I thought to myself, what else would I do?
Then it became about the design of the piece.
As I started to put together the proposal the question was: What’s going to stand up to the British weather? It was clear that finally I would have an opportunity to use these date syrup cans that I’ve been collecting all these years since I started Return [in 2004]. The proposal was basically like a kind of chorus, or an orchestra, of all these different brands that were not able to declare themselves as a product of Iraq, anchored by one brand that could. The entire wing of the Lamassu, all those feathers, are made by two brands [of date syrup] that are able to declare themselves as products of Iraq.
You worked on the project at a time of enormous upheaval—in the UK, it was dealing with Brexit and continental Europe was seeing waves of mass migration. How much did the political moment affect the concept and execution of the work?
The subject of forced migration and the horrible circumstances that people are made to face when they’re fleeing disaster—and the tragedy and trauma from one home, and trying to find a home in another place that only continues to traumatize them—is something that happened long before Brexit, and has happened long before Trump became president. I don’t want to necessarily just intersect the work with what is considered to be a kind of almost marketable cause. This is not going to disappear when somebody other than Trump is elected. And it’s not going to disappear after Brexit is resolved.
So these works should not be viewed as responses to current political moments?
It’s really important that these projects are not necessarily seen as some urgent reaction to the times. But it’s—unfortunately—a practice that needs to be sustained and be steadfast because the problem has been there for a long time and it doesn’t disappear. This is one of my rationales for the ongoing nature of my work. With the bulk of my projects, they are all “1997 to ongoing” or “2006 to ongoing.” The problem hasn’t disappeared, so why should my commitment to the project disappear?
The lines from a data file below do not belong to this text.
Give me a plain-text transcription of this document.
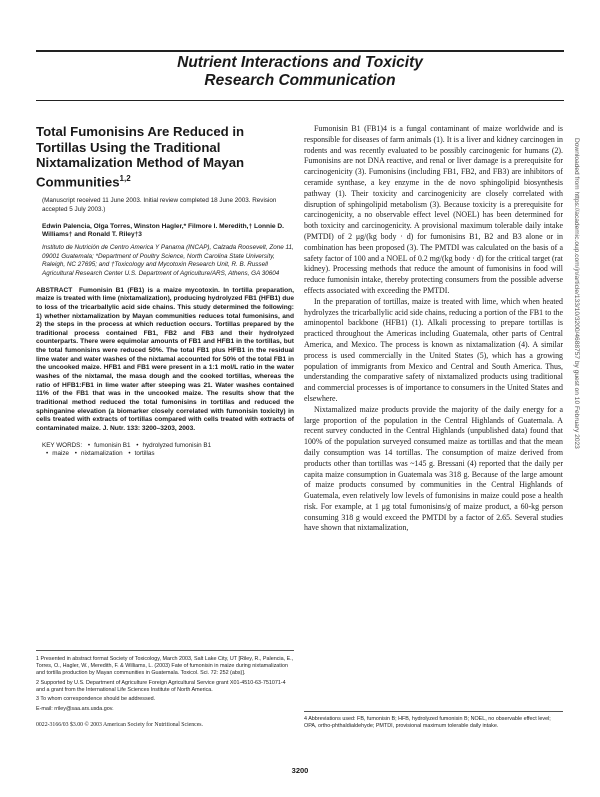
Nutrient Interactions and Toxicity
Research Communication
Total Fumonisins Are Reduced in Tortillas Using the Traditional Nixtamalization Method of Mayan Communities$^{1,2}$

(Manuscript received 11 June 2003. Initial review completed 18 June 2003. Revision accepted 5 July 2003.)

Edwin Palencia, Olga Torres, Winston Hagler,* Filmore I. Meredith,† Lonnie D. Williams† and Ronald T. Riley†3

Instituto de Nutrición de Centro America Y Panama (INCAP), Calzada Roosevelt, Zone 11, 09001 Guatemala; *Department of Poultry Science, North Carolina State University, Raleigh, NC 27695; and †Toxicology and Mycotoxin Research Unit, R. B. Russell Agricultural Research Center U.S. Department of Agriculture/ARS, Athens, GA 30604

ABSTRACT Fumonisin B1 (FB1) is a maize mycotoxin. In tortilla preparation, maize is treated with lime (nixtamalization), producing hydrolyzed FB1 (HFB1) due to loss of the tricarballylic acid side chains. This study determined the following: 1) whether nixtamalization by Mayan communities reduces total fumonisins, and 2) the steps in the process at which reduction occurs. Tortillas prepared by the traditional process contained FB1, FB2 and FB3 and their hydrolyzed counterparts. There were equimolar amounts of FB1 and HFB1 in the tortillas, but the total fumonisins were reduced 50%. The total FB1 plus HFB1 in the residual lime water and water washes of the nixtamal accounted for 50% of the total FB1 in the uncooked maize. HFB1 and FB1 were present in a 1:1 mol/L ratio in the water washes of the nixtamal, the masa dough and the cooked tortillas, whereas the ratio of HFB1:FB1 in lime water after steeping was 21. Water washes contained 11% of the FB1 that was in the uncooked maize. The results show that the traditional method reduced the total fumonisins in tortillas and reduced the sphinganine elevation (a biomarker closely correlated with fumonisin toxicity) in cells treated with extracts of tortillas compared with cells treated with extracts of contaminated maize. J. Nutr. 133: 3200–3203, 2003.

KEY WORDS: • fumonisin B1 • hydrolyzed fumonisin B1
• maize • nixtamalization • tortillas

1 Presented in abstract format Society of Toxicology, March 2003, Salt Lake City, UT [Riley, R., Palencia, E., Torres, O., Hagler, W., Meredith, F. & Williams, L. (2003) Fate of fumonisin in maize during nixtamalization and tortilla production by Mayan communities in Guatemala. Toxicol. Sci. 72: 252 (abs)].

2 Supported by U.S. Department of Agriculture Foreign Agricultural Service grant X01-4510-63-751071-4 and a grant from the International Life Sciences Institute of North America.

3 To whom correspondence should be addressed.

E-mail: rriley@saa.ars.usda.gov.

0022-3166/03 $3.00 © 2003 American Society for Nutritional Sciences.

Fumonisin B1 (FB1)4 is a fungal contaminant of maize worldwide and is responsible for diseases of farm animals (1). It is a liver and kidney carcinogen in rodents and was recently evaluated to be possibly carcinogenic for humans (2). Fumonisins are not DNA reactive, and renal or liver damage is a prerequisite for carcinogenicity (3). Fumonisins (including FB1, FB2, and FB3) are inhibitors of ceramide synthase, a key enzyme in the de novo sphingolipid biosynthesis pathway (1). Their toxicity and carcinogenicity are closely correlated with disruption of sphingolipid metabolism (3). Because toxicity is a prerequisite for carcinogenicity, a no observable effect level (NOEL) has been determined for both toxicity and carcinogenicity. A provisional maximum tolerable daily intake (PMTDI) of 2 μg/(kg body · d) for fumonisins B1, B2 and B3 alone or in combination has been proposed (3). The PMTDI was calculated on the basis of a safety factor of 100 and a NOEL of 0.2 mg/(kg body · d) for the critical target (rat kidney). Processing methods that reduce the amount of fumonisins in food will reduce fumonisin intake, thereby protecting consumers from the possible adverse effects associated with exceeding the PMTDI.

In the preparation of tortillas, maize is treated with lime, which when heated hydrolyzes the tricarballylic acid side chains, reducing a portion of the FB1 to the aminopentol backbone (HFB1) (1). Alkali processing to prepare tortillas is practiced throughout the Americas including Guatemala, other parts of Central America, and Mexico. The process is known as nixtamalization (4). A similar process is used commercially in the United States (5), which has a growing population of immigrants from Mexico and Central and South America. Thus, understanding the comparative safety of nixtamalized products using traditional and commercial processes is of importance to consumers in the United States and elsewhere.

Nixtamalized maize products provide the majority of the daily energy for a large proportion of the population in the Central Highlands of Guatemala. A recent survey conducted in the Central Highlands (unpublished data) found that 100% of the population surveyed consumed maize as tortillas and that the mean daily consumption was 14 tortillas. The consumption of maize derived from products other than tortillas was ~145 g. Bressani (4) reported that the daily per capita maize consumption in Guatemala was 318 g. Because of the large amount of maize products consumed by communities in the Central Highlands of Guatemala, even relatively low levels of fumonisins in maize could pose a health risk. For example, at 1 μg total fumonisins/g of maize product, a 60-kg person consuming 318 g would exceed the PMTDI by a factor of 2.65. Several studies have shown that nixtamalization,

4 Abbreviations used: FB, fumonisin B; HFB, hydrolyzed fumonisin B; NOEL, no observable effect level; OPA, ortho-phthaldialdehyde; PMTDI, provisional maximum tolerable daily intake.
Downloaded from https://academic.oup.com/jn/article/133/10/3200/4688757 by guest on 10 February 2023
3200
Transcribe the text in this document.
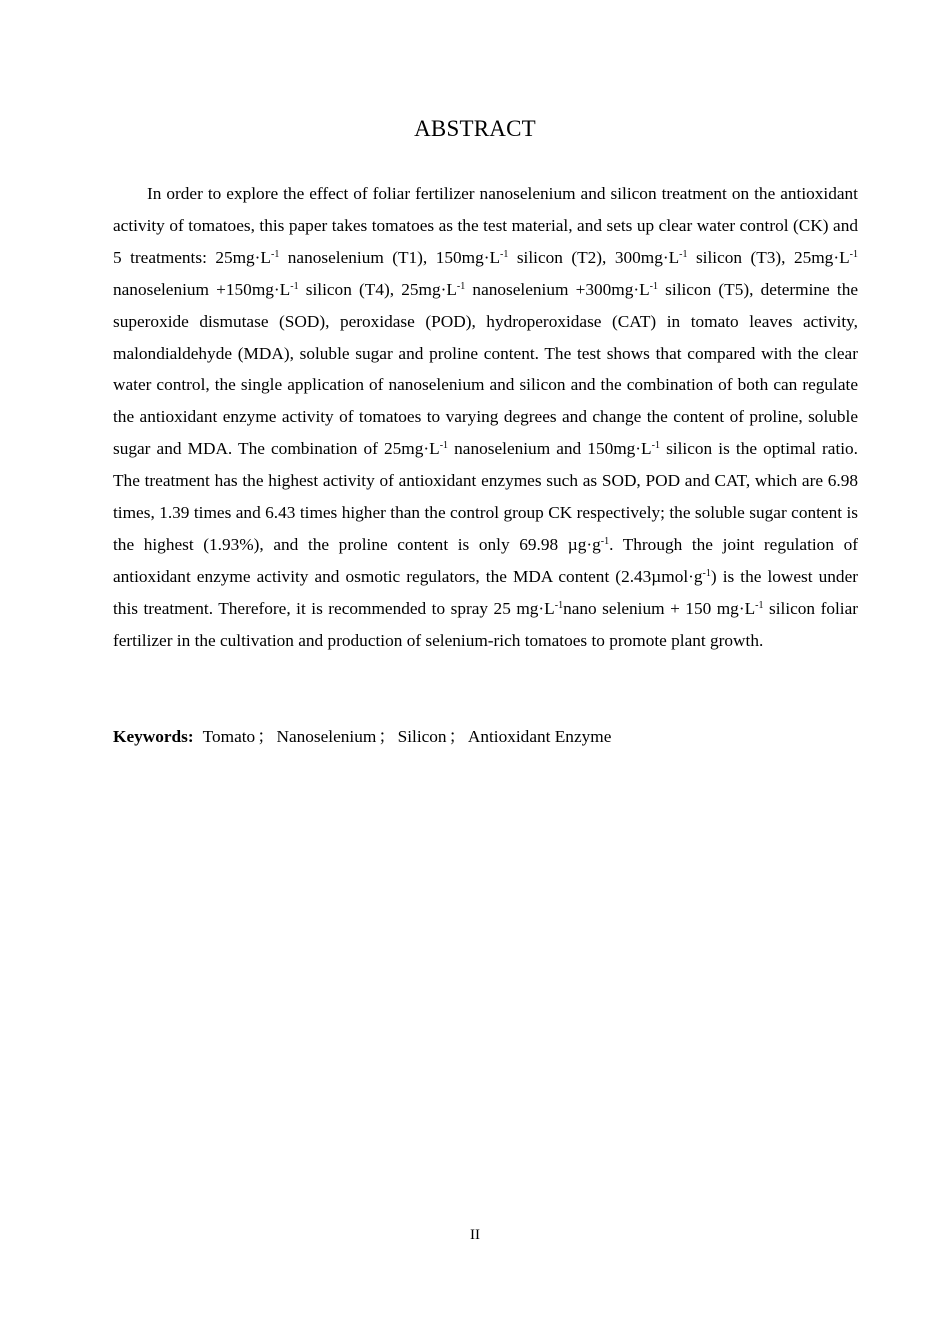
ABSTRACT

In order to explore the effect of foliar fertilizer nanoselenium and silicon treatment on the antioxidant activity of tomatoes, this paper takes tomatoes as the test material, and sets up clear water control (CK) and 5 treatments: $25mg\cdot L^{-1}$ nanoselenium (T1), $150mg\cdot L^{-1}$ silicon (T2), $300mg\cdot L^{-1}$ silicon (T3), $25mg\cdot L^{-1}$ nanoselenium $+150mg\cdot L^{-1}$ silicon (T4), $25mg\cdot L^{-1}$ nanoselenium $+300mg\cdot L^{-1}$ silicon (T5), determine the superoxide dismutase (SOD), peroxidase (POD), hydroperoxidase (CAT) in tomato leaves activity, malondialdehyde (MDA), soluble sugar and proline content. The test shows that compared with the clear water control, the single application of nanoselenium and silicon and the combination of both can regulate the antioxidant enzyme activity of tomatoes to varying degrees and change the content of proline, soluble sugar and MDA. The combination of $25mg\cdot L^{-1}$ nanoselenium and $150mg\cdot L^{-1}$ silicon is the optimal ratio. The treatment has the highest activity of antioxidant enzymes such as SOD, POD and CAT, which are 6.98 times, 1.39 times and 6.43 times higher than the control group CK respectively; the soluble sugar content is the highest (1.93%), and the proline content is only 69.98 $\mu g\cdot g^{-1}$. Through the joint regulation of antioxidant enzyme activity and osmotic regulators, the MDA content $(2.43\mu mol\cdot g^{-1})$ is the lowest under this treatment. Therefore, it is recommended to spray 25 $mg\cdot L^{-1}nano$ selenium + 150 $mg\cdot L^{-1}$ silicon foliar fertilizer in the cultivation and production of selenium-rich tomatoes to promote plant growth.

Keywords: Tomato ； Nanoselenium ； Silicon ； Antioxidant Enzyme
II
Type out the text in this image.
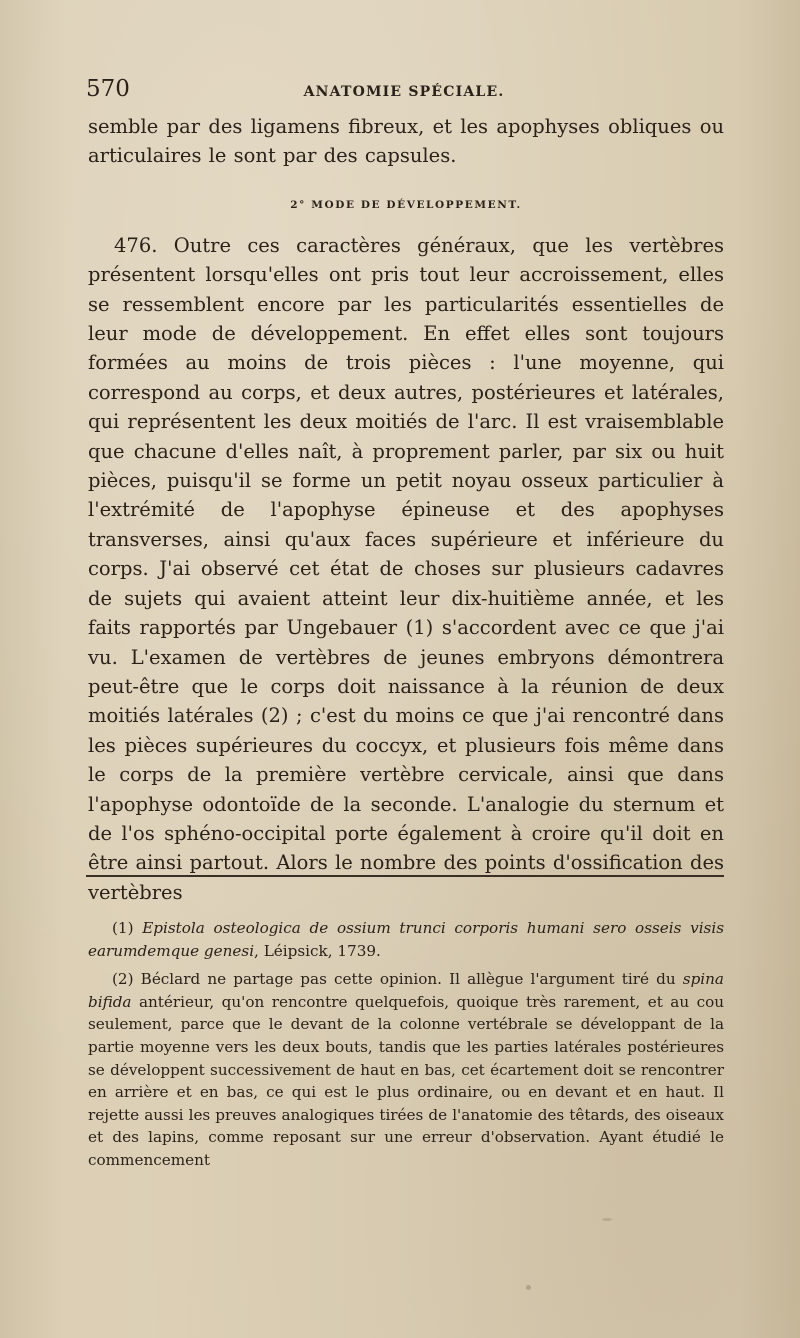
570	ANATOMIE SPÉCIALE.

semble par des ligamens fibreux, et les apophyses obliques ou articulaires le sont par des capsules.

2° MODE DE DÉVELOPPEMENT.

476. Outre ces caractères généraux, que les vertèbres présentent lorsqu'elles ont pris tout leur accroissement, elles se ressemblent encore par les particularités essentielles de leur mode de développement. En effet elles sont toujours formées au moins de trois pièces : l'une moyenne, qui correspond au corps, et deux autres, postérieures et latérales, qui représentent les deux moitiés de l'arc. Il est vraisemblable que chacune d'elles naît, à proprement parler, par six ou huit pièces, puisqu'il se forme un petit noyau osseux particulier à l'extrémité de l'apophyse épineuse et des apophyses transverses, ainsi qu'aux faces supérieure et inférieure du corps. J'ai observé cet état de choses sur plusieurs cadavres de sujets qui avaient atteint leur dix-huitième année, et les faits rapportés par Ungebauer (1) s'accordent avec ce que j'ai vu. L'examen de vertèbres de jeunes embryons démontrera peut-être que le corps doit naissance à la réunion de deux moitiés latérales (2) ; c'est du moins ce que j'ai rencontré dans les pièces supérieures du coccyx, et plusieurs fois même dans le corps de la première vertèbre cervicale, ainsi que dans l'apophyse odontoïde de la seconde. L'analogie du sternum et de l'os sphéno-occipital porte également à croire qu'il doit en être ainsi partout. Alors le nombre des points d'ossification des vertèbres

(1) Epistola osteologica de ossium trunci corporis humani sero osseis visis earumdemque genesi, Léipsick, 1739.

(2) Béclard ne partage pas cette opinion. Il allègue l'argument tiré du spina bifida antérieur, qu'on rencontre quelquefois, quoique très rarement, et au cou seulement, parce que le devant de la colonne vertébrale se développant de la partie moyenne vers les deux bouts, tandis que les parties latérales postérieures se développent successivement de haut en bas, cet écartement doit se rencontrer en arrière et en bas, ce qui est le plus ordinaire, ou en devant et en haut. Il rejette aussi les preuves analogiques tirées de l'anatomie des têtards, des oiseaux et des lapins, comme reposant sur une erreur d'observation. Ayant étudié le commencement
During the fourth plinth jury’s deliberation, they had asked if you were open to turning the Lamassu around—rather than the way it is currently facing, which makes the back more prominent than the front. Why did you keep it positioned this way?
When you place it that way, it looks as though the Lamassu is walking into the National Gallery, walking into one more British museum (the British Museum itself has several of those Lamassu). I said there’s no way that I am going to allow for this Lamassu to look like it is one more piece that is going to be sheltered in this Western museum. I’m very happy to say that the Lamassu stands there with its ass to the museum and it’s actually looking southeast toward Parliament, and toward the Foreign Office where the decision to enter the Iraq War was made. It’s also looking past them, toward Nineveh, toward Iraq, hoping that it will return one day.
With the What Dust Will Rise? project, the students you taught in the Bamiyan caves were taking risks by working with you. And you, too, were doing the same by traveling there, leaving your family, and taking on this project. How would you describe that commitment— the feeling that drives you?
It’s a question that I’ll work to answer for the rest of my life. One of the things that I feel very committed to is working against this interruption of traditions, of craft. For allowing for transmissions to be uninterrupted. To make sure that we transmit to each other, and transmit through, the things we make for each other, that are not the kinds of things one can cynically reduce to something that is marketable. It’s about intimacy. It’s about relationships. It’s about trust. It’s about slowing down. It’s about thinking together and breathing together. And doing all of these things that support one another. We should allow for those spaces that open up to surprise us.